Carnegie Endowment'tan Ankit Panda'nın vurguladığı gibi, bu teknolojik dönüşüm sadece askeri alanla sınırlı değil; aynı zamanda sivil teknoloji sektörüne de yansıyor.


Sınırlar ve gerçekçi değerlendirme

Tüm bu etkileyici gösteriye rağmen, uzmanlar Çin ordusunun hâlâ bazı kritik sınırlamalar taşıdığını vurguluyor.

En başta, 1979'daki Vietnam Savaşı dışında yoğun çatışma deneyimi bulunmuyor.

Rusya-Ukrayna savaşından çıkarılan dersler, teknolojik üstünlüğün sahada otomatik başarı getirmediğini net biçimde ortaya koydu.

Ayrıca, PLA içinde "beş yetersizlik" olarak tanımlanan sorunlar devam ediyor: durumları doğru değerlendirememe, üst komutları anlayamama, operasyonel karar verememe, kuvvetleri etkin konuşlandıramama ve beklenmedik olayları yönetememe.

Modernizasyon projelerini etkileyen yolsuzluk ve bürokratik zaaflar da göz ardı edilmemeli.


2027: Kritik eşik

Şi Cinping'in 3 aşamalı PLA modernizasyon planında 2027 yılı kritik bir dönüm noktası olarak belirlenmişti.

Geçitte sergilenen sistemler, bu hedefin büyük ölçüde gerçekleştiğini gösteriyor.

2049 vizyonu olan "dünya standartlarında bir ordu" yaratma hedefine giden yolda önemli mesafe alınmış durumda.

Savunma bütçesinin 2015'ten bu yana 141 milyar dolardan 246-249 milyar dolara çıkması, bu modernizasyonun finansal altyapısını gösteriyor.

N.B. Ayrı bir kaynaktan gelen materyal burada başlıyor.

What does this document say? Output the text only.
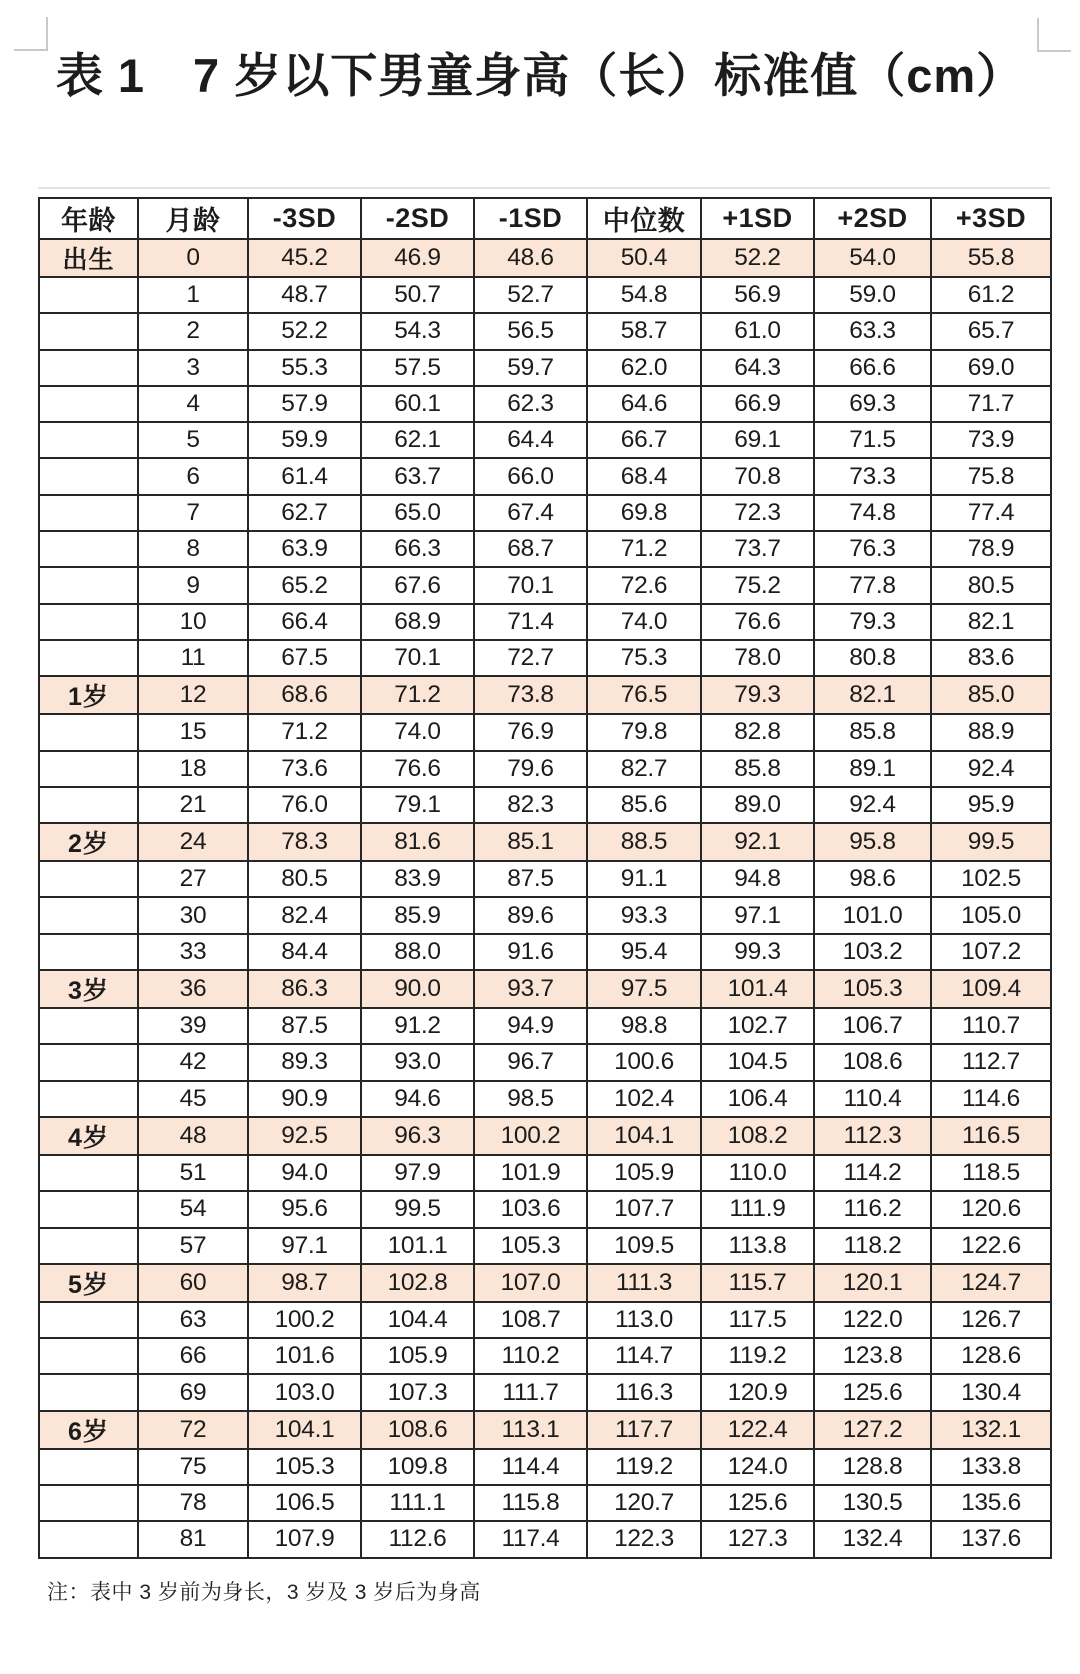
表 1　7 岁以下男童身高（长）标准值（cm）
年龄	月龄	-3SD	-2SD	-1SD	中位数	+1SD	+2SD	+3SD
出生	0	45.2	46.9	48.6	50.4	52.2	54.0	55.8
	1	48.7	50.7	52.7	54.8	56.9	59.0	61.2
	2	52.2	54.3	56.5	58.7	61.0	63.3	65.7
	3	55.3	57.5	59.7	62.0	64.3	66.6	69.0
	4	57.9	60.1	62.3	64.6	66.9	69.3	71.7
	5	59.9	62.1	64.4	66.7	69.1	71.5	73.9
	6	61.4	63.7	66.0	68.4	70.8	73.3	75.8
	7	62.7	65.0	67.4	69.8	72.3	74.8	77.4
	8	63.9	66.3	68.7	71.2	73.7	76.3	78.9
	9	65.2	67.6	70.1	72.6	75.2	77.8	80.5
	10	66.4	68.9	71.4	74.0	76.6	79.3	82.1
	11	67.5	70.1	72.7	75.3	78.0	80.8	83.6
1岁	12	68.6	71.2	73.8	76.5	79.3	82.1	85.0
	15	71.2	74.0	76.9	79.8	82.8	85.8	88.9
	18	73.6	76.6	79.6	82.7	85.8	89.1	92.4
	21	76.0	79.1	82.3	85.6	89.0	92.4	95.9
2岁	24	78.3	81.6	85.1	88.5	92.1	95.8	99.5
	27	80.5	83.9	87.5	91.1	94.8	98.6	102.5
	30	82.4	85.9	89.6	93.3	97.1	101.0	105.0
	33	84.4	88.0	91.6	95.4	99.3	103.2	107.2
3岁	36	86.3	90.0	93.7	97.5	101.4	105.3	109.4
	39	87.5	91.2	94.9	98.8	102.7	106.7	110.7
	42	89.3	93.0	96.7	100.6	104.5	108.6	112.7
	45	90.9	94.6	98.5	102.4	106.4	110.4	114.6
4岁	48	92.5	96.3	100.2	104.1	108.2	112.3	116.5
	51	94.0	97.9	101.9	105.9	110.0	114.2	118.5
	54	95.6	99.5	103.6	107.7	111.9	116.2	120.6
	57	97.1	101.1	105.3	109.5	113.8	118.2	122.6
5岁	60	98.7	102.8	107.0	111.3	115.7	120.1	124.7
	63	100.2	104.4	108.7	113.0	117.5	122.0	126.7
	66	101.6	105.9	110.2	114.7	119.2	123.8	128.6
	69	103.0	107.3	111.7	116.3	120.9	125.6	130.4
6岁	72	104.1	108.6	113.1	117.7	122.4	127.2	132.1
	75	105.3	109.8	114.4	119.2	124.0	128.8	133.8
	78	106.5	111.1	115.8	120.7	125.6	130.5	135.6
	81	107.9	112.6	117.4	122.3	127.3	132.4	137.6
注：表中 3 岁前为身长，3 岁及 3 岁后为身高
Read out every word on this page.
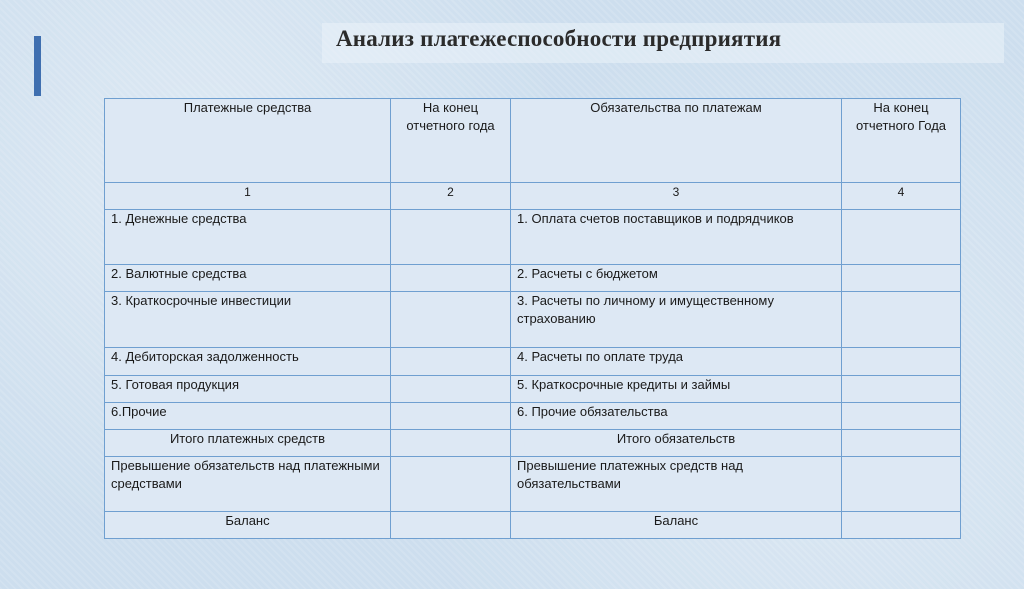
Анализ платежеспособности предприятия
Платежные средства	На конец отчетного года	Обязательства по платежам	На конец отчетного Года
1	2	3	4
1. Денежные средства		1. Оплата счетов поставщиков и подрядчиков	
2. Валютные средства		2. Расчеты с бюджетом	
3. Краткосрочные инвестиции		3. Расчеты по личному и имущественному страхованию	
4. Дебиторская задолженность		4. Расчеты по оплате труда	
5. Готовая продукция		5. Краткосрочные кредиты и займы	
6.Прочие		6. Прочие обязательства	
Итого платежных средств		Итого обязательств	
Превышение обязательств над платежными средствами		Превышение платежных средств над обязательствами	
Баланс		Баланс	
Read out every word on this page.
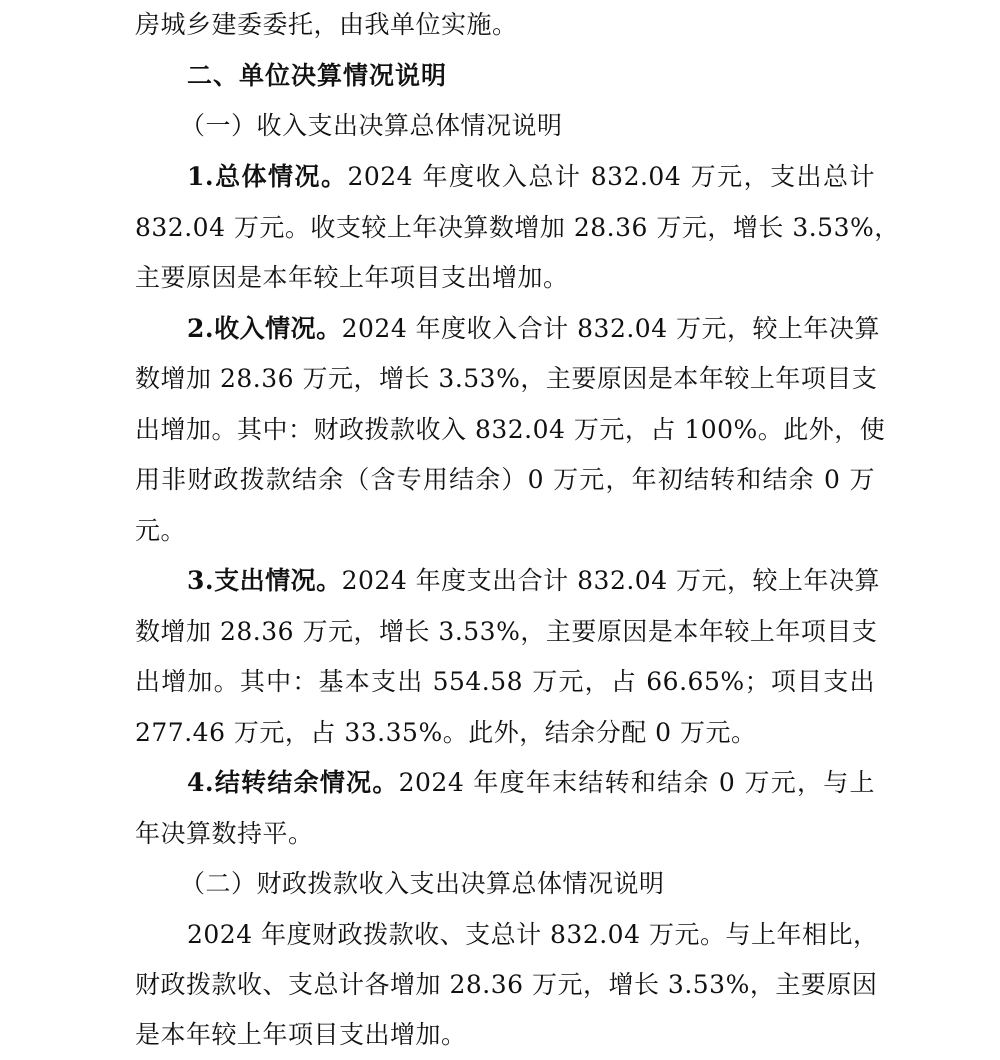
房城乡建委委托，由我单位实施。
二、单位决算情况说明
（一）收入支出决算总体情况说明
1.总体情况。2024 年度收入总计 832.04 万元，支出总计
832.04 万元。收支较上年决算数增加 28.36 万元，增长 3.53%，
主要原因是本年较上年项目支出增加。
2.收入情况。2024 年度收入合计 832.04 万元，较上年决算
数增加 28.36 万元，增长 3.53%，主要原因是本年较上年项目支
出增加。其中：财政拨款收入 832.04 万元，占 100%。此外，使
用非财政拨款结余（含专用结余）0 万元，年初结转和结余 0 万
元。
3.支出情况。2024 年度支出合计 832.04 万元，较上年决算
数增加 28.36 万元，增长 3.53%，主要原因是本年较上年项目支
出增加。其中：基本支出 554.58 万元，占 66.65%；项目支出
277.46 万元，占 33.35%。此外，结余分配 0 万元。
4.结转结余情况。2024 年度年末结转和结余 0 万元，与上
年决算数持平。
（二）财政拨款收入支出决算总体情况说明
2024 年度财政拨款收、支总计 832.04 万元。与上年相比，
财政拨款收、支总计各增加 28.36 万元，增长 3.53%，主要原因
是本年较上年项目支出增加。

Satın alma gücü paritesi hesaba katıldığında Çin'in askeri kapasitesi, ABD'nin yaklaşık %59'u seviyesinde bulunuyor.


Sonuç: Yeni bir çağın başlangıcı

3 Eylül 2025 askeri geçidi, sadece silah gösterisi değildi; yeni bir dünya düzeninin ilan edildiği tarihi bir andı.

Çin, askeri güç, teknolojik inovasyon ve alternatif diplomatik ortaklıklar yoluyla uluslararası sistemi yeniden şekillendirme kararlılığını net biçimde ortaya koydu.

Bu durum, küresel güç dengesinde kalıcı değişikliklerin habercisi. Washington'un tek kutuplu dünya düzenine dayalı hegemonik konumu, artık ciddi bir meydan okumayla karşı karşıya.

Önümüzdeki yıllar, bu rekabetin nasıl şekilleneceği ve dünya barışı için ne anlam ifade edeceği açısından kritik olacak.

Çin ile ABD arasındaki bu stratejik rekabet, yalnızca iki süper güç arasındaki bir yarış değil; aynı zamanda 21'inci yüzyılın uluslararası düzeninin nasıl şekilleneceğinin de belirleyicisi olacak.

 

 

*Bu içerik serbest gazeteci veya konuk yazarlar tarafından hazırlanmıştır. Bu içerikte yer alan görüş ve ifadeler yazara aittir ve Independent Türkçe'nin editöryal politikasını yansıtmayabilir.